Major George Calhoun was a member of Congress from one of the southern
states. His forefathers had represented the same commonwealth, and so,
it was likely, would his descendants, if there is virtue in the fitness
of things and the heredity of love. While intrepid frontiersmen were
opening the trails through the fertile wilds west of the Alleghanies, a
strong branch of the Calhoun family followed close in their
footsteps. The major's great-grandfather saw the glories and the
possibilities of the new territory. He struck boldly westward from the
old revolutionary grounds, abandoning the luxuries and traditions of the
Carolinas for a fresh, wild life of promise. His sons and daughters
became solid stones in the foundation of a commonwealth, and his
grandchildren are still at work on the structure. State and national
legislatures had known the Calhouns from the beginning. Battlefields had
tested their valor, and drawing-rooms had proved their gentility.
Major Calhoun had fought with Stonewall Jackson and won his spurs--and
at the same time the heart and hand of Betty Haswell, the staunchest
Confederate who ever made flags, bandages and prayers for the boys in
gray. When the reconstruction came he went to Congress and later on
became prominent in the United States consular service, for years
holding an important European post. Congress claimed him once more in
the early '90s, and there he is at this very time.

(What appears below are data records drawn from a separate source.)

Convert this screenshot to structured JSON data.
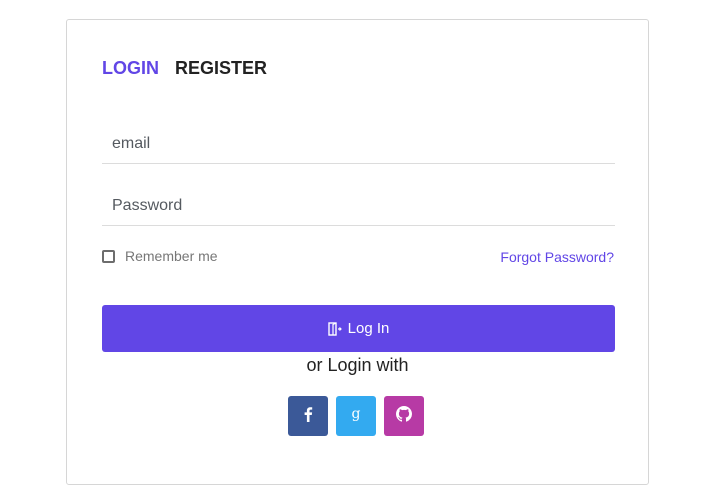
{
  "tabs": {
    "login": "LOGIN",
    "register": "REGISTER"
  },
  "form": {
    "email_placeholder": "email",
    "password_placeholder": "Password",
    "remember_label": "Remember me",
    "forgot_label": "Forgot Password?",
    "login_button": "Log In",
    "or_login_with": "or Login with"
  },
  "social": [
    {
      "icon": "facebook-icon",
      "color": "#3b5998"
    },
    {
      "icon": "google-icon",
      "color": "#33aaf0"
    },
    {
      "icon": "github-icon",
      "color": "#b73aa5"
    }
  ],
  "colors": {
    "accent": "#6146e6"
  }
}
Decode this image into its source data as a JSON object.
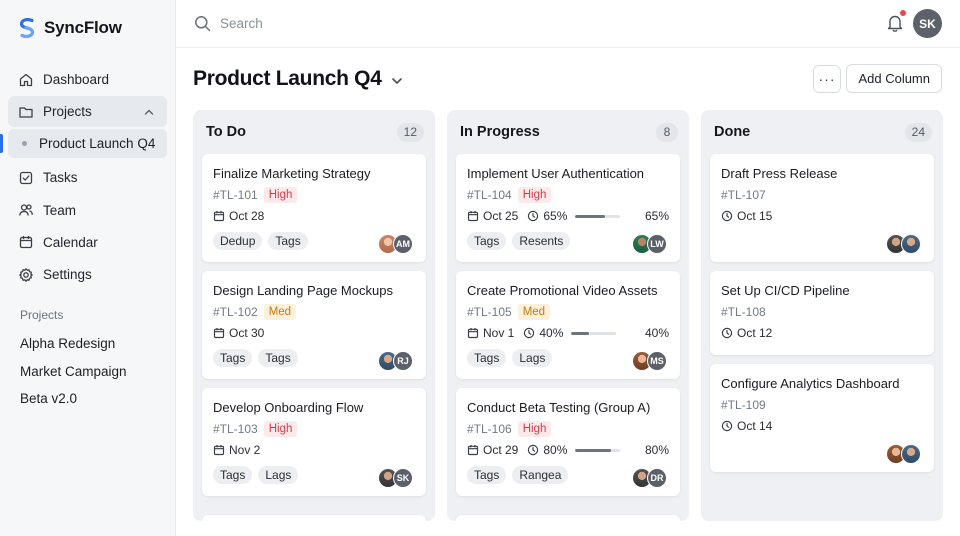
{
  "app": {
    "name": "SyncFlow"
  },
  "sidebar": {
    "nav": [
      {
        "label": "Dashboard",
        "icon": "home-icon"
      },
      {
        "label": "Projects",
        "icon": "folder-icon"
      },
      {
        "label": "Tasks",
        "icon": "checkbox-icon"
      },
      {
        "label": "Team",
        "icon": "users-icon"
      },
      {
        "label": "Calendar",
        "icon": "calendar-icon"
      },
      {
        "label": "Settings",
        "icon": "gear-icon"
      }
    ],
    "active_sub": "Product Launch Q4",
    "section_label": "Projects",
    "projects": [
      "Alpha Redesign",
      "Market Campaign",
      "Beta v2.0"
    ]
  },
  "topbar": {
    "search_placeholder": "Search",
    "user_initials": "SK"
  },
  "page": {
    "title": "Product Launch Q4",
    "more_label": "···",
    "add_column_label": "Add Column"
  },
  "colors": {
    "accent": "#2f6fe4",
    "priority_high": "#d23c48",
    "priority_med": "#c97a12"
  },
  "columns": [
    {
      "title": "To Do",
      "count": "12",
      "cards": [
        {
          "title": "Finalize Marketing Strategy",
          "id": "#TL-101",
          "priority": "High",
          "date": "Oct 28",
          "tags": [
            "Dedup",
            "Tags"
          ],
          "avatars": [
            "photo1",
            "AM"
          ]
        },
        {
          "title": "Design Landing Page Mockups",
          "id": "#TL-102",
          "priority": "Med",
          "date": "Oct 30",
          "tags": [
            "Tags",
            "Tags"
          ],
          "avatars": [
            "photo2",
            "RJ"
          ]
        },
        {
          "title": "Develop Onboarding Flow",
          "id": "#TL-103",
          "priority": "High",
          "date": "Nov 2",
          "tags": [
            "Tags",
            "Lags"
          ],
          "avatars": [
            "photo5",
            "SK"
          ]
        }
      ]
    },
    {
      "title": "In Progress",
      "count": "8",
      "cards": [
        {
          "title": "Implement User Authentication",
          "id": "#TL-104",
          "priority": "High",
          "date": "Oct 25",
          "progress": "65%",
          "progress_value": 0.65,
          "tags": [
            "Tags",
            "Resents"
          ],
          "avatars": [
            "photo3",
            "LW"
          ]
        },
        {
          "title": "Create Promotional Video Assets",
          "id": "#TL-105",
          "priority": "Med",
          "date": "Nov 1",
          "progress": "40%",
          "progress_value": 0.4,
          "tags": [
            "Tags",
            "Lags"
          ],
          "avatars": [
            "photo4",
            "MS"
          ]
        },
        {
          "title": "Conduct Beta Testing (Group A)",
          "id": "#TL-106",
          "priority": "High",
          "date": "Oct 29",
          "progress": "80%",
          "progress_value": 0.8,
          "tags": [
            "Tags",
            "Rangea"
          ],
          "avatars": [
            "photo5",
            "DR"
          ]
        }
      ]
    },
    {
      "title": "Done",
      "count": "24",
      "cards": [
        {
          "title": "Draft Press Release",
          "id": "#TL-107",
          "date": "Oct 15",
          "avatars": [
            "photo5",
            "photo2"
          ]
        },
        {
          "title": "Set Up CI/CD Pipeline",
          "id": "#TL-108",
          "date": "Oct 12",
          "avatars": []
        },
        {
          "title": "Configure Analytics Dashboard",
          "id": "#TL-109",
          "date": "Oct 14",
          "avatars": [
            "photo4",
            "photo2"
          ]
        }
      ]
    }
  ]
}
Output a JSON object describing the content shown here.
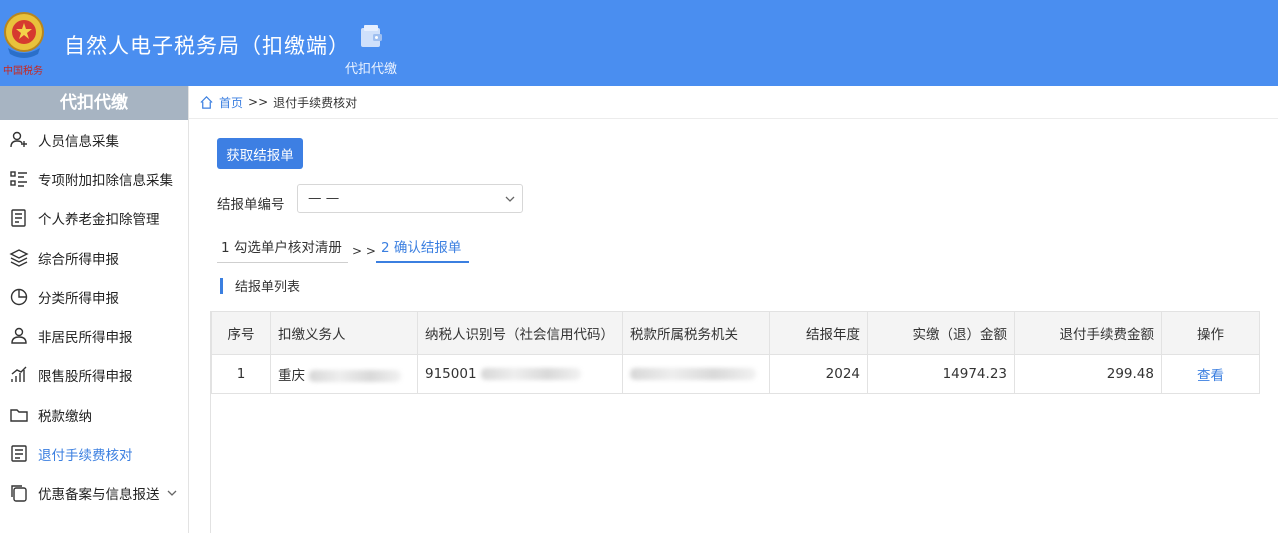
{
  "header": {
    "title": "自然人电子税务局（扣缴端）",
    "emblem_text": "中国税务",
    "nav": [
      {
        "label": "代扣代缴",
        "icon": "wallet-icon"
      }
    ]
  },
  "sidebar": {
    "title": "代扣代缴",
    "items": [
      {
        "label": "人员信息采集",
        "icon": "person-add-icon"
      },
      {
        "label": "专项附加扣除信息采集",
        "icon": "list-icon"
      },
      {
        "label": "个人养老金扣除管理",
        "icon": "document-icon"
      },
      {
        "label": "综合所得申报",
        "icon": "layers-icon"
      },
      {
        "label": "分类所得申报",
        "icon": "pie-chart-icon"
      },
      {
        "label": "非居民所得申报",
        "icon": "person-icon"
      },
      {
        "label": "限售股所得申报",
        "icon": "bar-chart-icon"
      },
      {
        "label": "税款缴纳",
        "icon": "folder-icon"
      },
      {
        "label": "退付手续费核对",
        "icon": "checklist-icon",
        "active": true
      },
      {
        "label": "优惠备案与信息报送",
        "icon": "copy-icon"
      }
    ]
  },
  "breadcrumb": {
    "home": "首页",
    "separator": ">>",
    "current": "退付手续费核对"
  },
  "toolbar": {
    "fetch_button": "获取结报单"
  },
  "form": {
    "report_no_label": "结报单编号",
    "report_no_value": "— —"
  },
  "steps": {
    "step1": "1 勾选单户核对清册",
    "separator": "> >",
    "step2": "2 确认结报单"
  },
  "section": {
    "title": "结报单列表"
  },
  "table": {
    "headers": [
      "序号",
      "扣缴义务人",
      "纳税人识别号（社会信用代码）",
      "税款所属税务机关",
      "结报年度",
      "实缴（退）金额",
      "退付手续费金额",
      "操作"
    ],
    "rows": [
      {
        "index": "1",
        "withholder": "重庆",
        "taxpayer_id": "915001",
        "tax_office": "",
        "year": "2024",
        "paid_amount": "14974.23",
        "fee_amount": "299.48",
        "action": "查看"
      }
    ]
  },
  "colors": {
    "header_bg": "#4a8ef0",
    "accent": "#3b7fe0",
    "sidebar_head_bg": "#a7b4c2"
  }
}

Everybody in Washington's social and diplomatic circles admired the
beautiful Beverly Calhoun. According to his own loving term of
identification, she was the major's "youngest." The fair southerner had
seen two seasons in the nation's capital. Cupid, standing directly in
front of her, had shot his darts ruthlessly and resistlessly into the
passing hosts, and masculine Washington looked humbly to her for the
balm that might soothe its pains. The wily god of love was fair enough
to protect the girl whom he forced to be his unwilling, perhaps
unconscious, ally. He held his impenetrable shield between her heart and
the assaults of a whole army of suitors, high and low, great and
small. It was not idle rumor that said she had declined a coronet or
two, that the millions of more than one American Midas had been offered
to her, and that she had dealt gently but firmly with a score of hearts
which had nothing but love, ambition and poverty to support them in the
conflict.
The Calhouns lived in a handsome home not far from the residence of
Mr. and Mrs. Grenfall Lorry. It seemed but natural that the two
beautiful young women should become constant and loyal friends. Women as
lovely as they have no reason to be jealous. It is only the woman who
does not feel secure of her personal charms that cultivates envy. At the
home of Graustark's princess Beverly met the dukes and barons from the
far east; it was in the warmth of the Calhoun hospitality that Yetive
formed her dearest love for the American people.